犹豫了好久,终于还是说了地址,他默默记下,拉上窗帘,走到她旁边坐下,一手搭上她的肩膀,“下周二就年三十了,还想要什么,我给你弄来!”
“我想现在能跑能跳,弄得来吗?”她几乎是带着敌意说着。
叹口气,她从来就不会顺着他,唯有他迁就她,“别这样,我知道是我不好,害你受苦,你想怎么赔偿都成,只要你说出来,对了,厨房里炖了东西,吃一点好不好?”
“不要!”
“今天炖了燕窝,不难吃的,吃一点吧,你晚上吃得不多,一会儿睡觉会饿的,还是吃一点吧?”
拗不过他亲自去端了来,她一口一口慢慢喝着,他轻轻帮她按摩左腿,很专业的手法是特意请教了护士的,她盯着他的手在腿上上下移动,半晌抬头问他,“过年你要回家吧?”
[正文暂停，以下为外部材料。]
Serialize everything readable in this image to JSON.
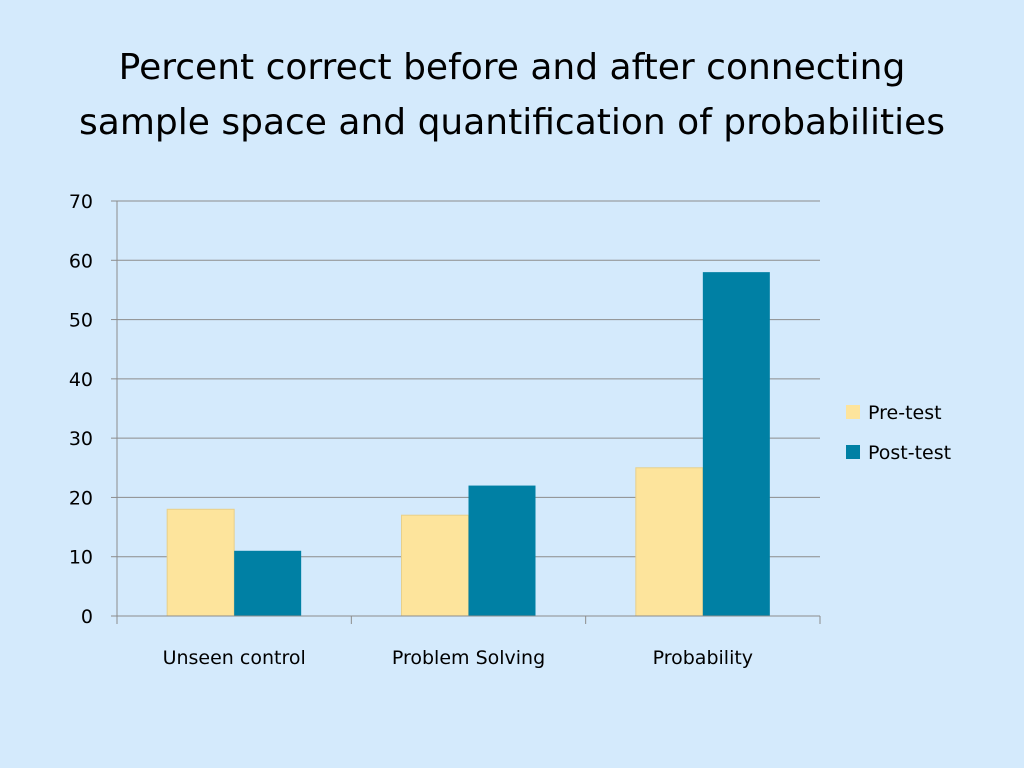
{
  "slide": {
    "title_line1": "Percent correct before and after connecting",
    "title_line2": "sample space and quantification of probabilities"
  },
  "chart_data": {
    "type": "bar",
    "categories": [
      "Unseen control",
      "Problem Solving",
      "Probability"
    ],
    "series": [
      {
        "name": "Pre-test",
        "values": [
          18,
          17,
          25
        ],
        "color": "#fde49c"
      },
      {
        "name": "Post-test",
        "values": [
          11,
          22,
          58
        ],
        "color": "#0080a4"
      }
    ],
    "ylim": [
      0,
      70
    ],
    "yticks": [
      0,
      10,
      20,
      30,
      40,
      50,
      60,
      70
    ],
    "grid": true,
    "legend": "right"
  }
}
“嗯,正想跟你说这事呢,到时候我可能没时间过来了,你好好休息,咱们单线联系,别让我操心,行不行?”说话间,他指指她枕边的红色手机,那是他早几天刚送她的。
“这不是有电话吗?”
“那是保密电话,我不在时你不要用!我们用这个说话方便,万一你在阳台上听到电话响,还要跑进来,摔着怎么办!”
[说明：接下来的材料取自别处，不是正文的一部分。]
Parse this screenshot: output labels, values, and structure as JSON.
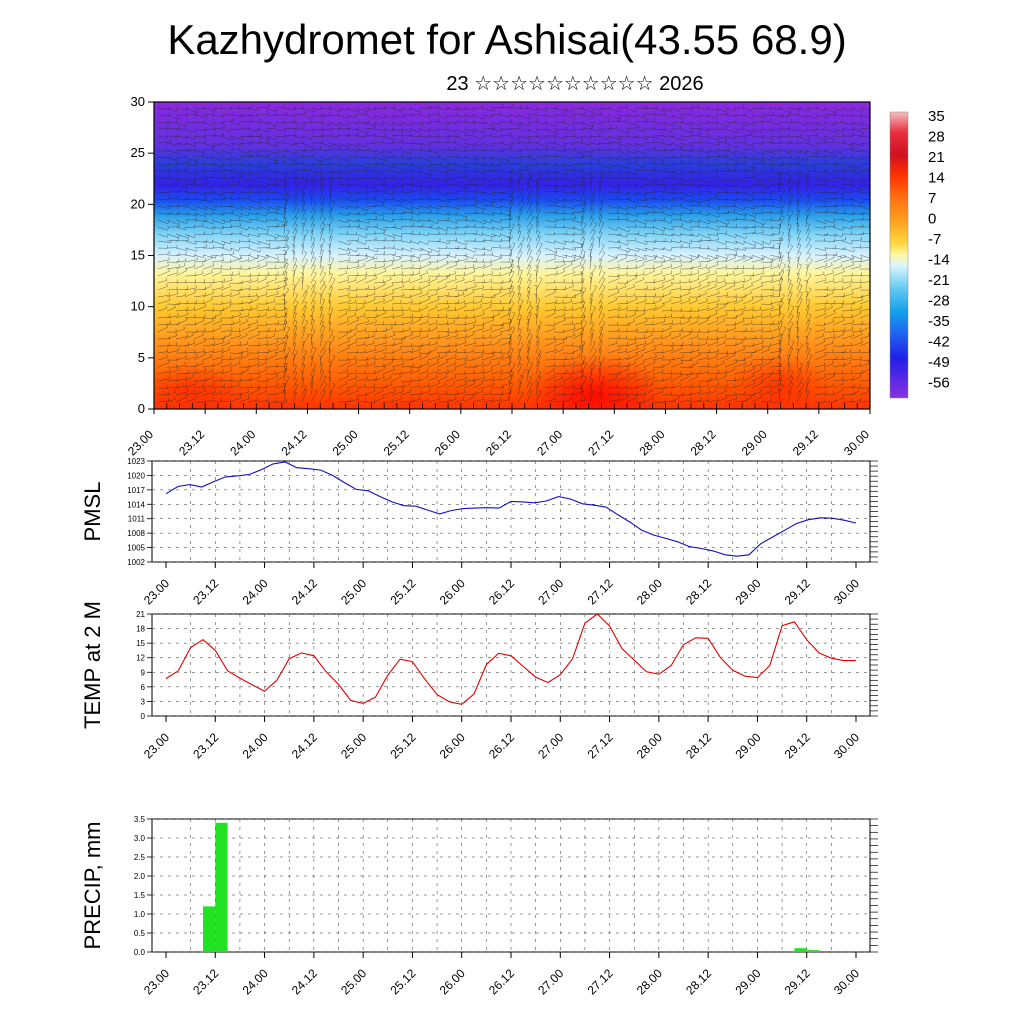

“那好吧!”她的声音懒洋洋的,脸上也挂着郁闷,这一整理天她的心情都不是很好,他回来就发现了,本想问的,可想想她那脾气,他觉得还是不问的好,笑着拍拍她的手,“只我一个不在这里,别人都还陪着你呢,而且我会很快回来的,对了,你可记着,止痛片就放你枕下好了,头疼了就赶紧拿出来吃,千万别等,不行让护士进来陪你睡觉也行的!”
“知道了!”她将碗递给他,慢慢滑下去躺着,还是一付没精打采的样子。
“要不给你点压岁钱吧,你看你没精神的!”他故意逗她。
“好啊,多少?”她一下坐起来,很有精神地看着他。
“真要啊?”他一个没防备,很好笑地看着她。
笑脸一下拉长,黑眼睛有一下没一下地瞄着他,连嘴巴都嘟了起来,“都这么大人了,还骗人!”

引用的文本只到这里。